Un nuevo estudio paleontológico ha puesto patas arriba la historia de la conquista de la tierra firme. Los científicos han descubierto que los antepasados de anfibios, reptiles y mamíferos no pasaron por una fase larvaria acuática con branquias externas como los renacuajos actuales. Esto sugiere que la transición del agua a la tierra fue un proceso más rápido y directo, sin rodeos evolutivos.
El fósil que reescribe la transición evolutiva 🦴
El hallazgo se basa en el análisis de fósiles de tetrápodos primitivos del Devónico. Al estudiar sus estructuras óseas y patrones de crecimiento, los paleontólogos notaron la ausencia de características propias de una etapa larvaria. Esto indica que estos vertebrados desarrollaron pulmones y extremidades funcionales para la vida terrestre de forma temprana, saltándose el paso de branquias externas. La tecnología de escaneo 3D de alta resolución fue clave para confirmar este desarrollo directo sin fases acuáticas intermedias.
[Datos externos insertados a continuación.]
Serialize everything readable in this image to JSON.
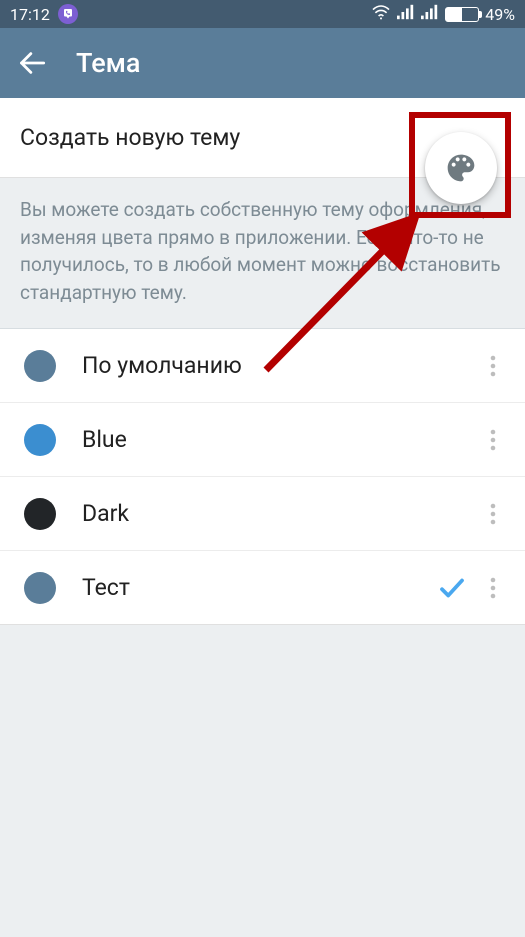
{
  "statusbar": {
    "time": "17:12",
    "battery_pct_label": "49%",
    "battery_fill_pct": 49
  },
  "appbar": {
    "title": "Тема"
  },
  "section": {
    "create_theme_label": "Создать новую тему",
    "description": "Вы можете создать собственную тему оформления, изменяя цвета прямо в приложении. Если что-то не получилось, то в любой момент можно восстановить стандартную тему."
  },
  "themes": {
    "items": [
      {
        "label": "По умолчанию",
        "swatch": "#5a7d99",
        "selected": false
      },
      {
        "label": "Blue",
        "swatch": "#3b8ed0",
        "selected": false
      },
      {
        "label": "Dark",
        "swatch": "#222528",
        "selected": false
      },
      {
        "label": "Тест",
        "swatch": "#5a7d99",
        "selected": true
      }
    ]
  },
  "colors": {
    "appbar_bg": "#5a7d99",
    "statusbar_bg": "#435b70",
    "accent_check": "#4aa8ef",
    "annotation_red": "#b30000"
  }
}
Renacuajos: la moda juvenil que llegó después 🐸
Resulta que los renacuajos no son un modelo ancestral, sino un invento tardío de algunos anfibios. Es como si los animales hubieran decidido que, después de todo, estar en el agua de jóvenes no estaba mal. Un poco como el que se muda a tierra firme pero sigue yendo a la piscina municipal los fines de semana. La evolución, al final, es cuestión de gustos y adaptaciones secundarias.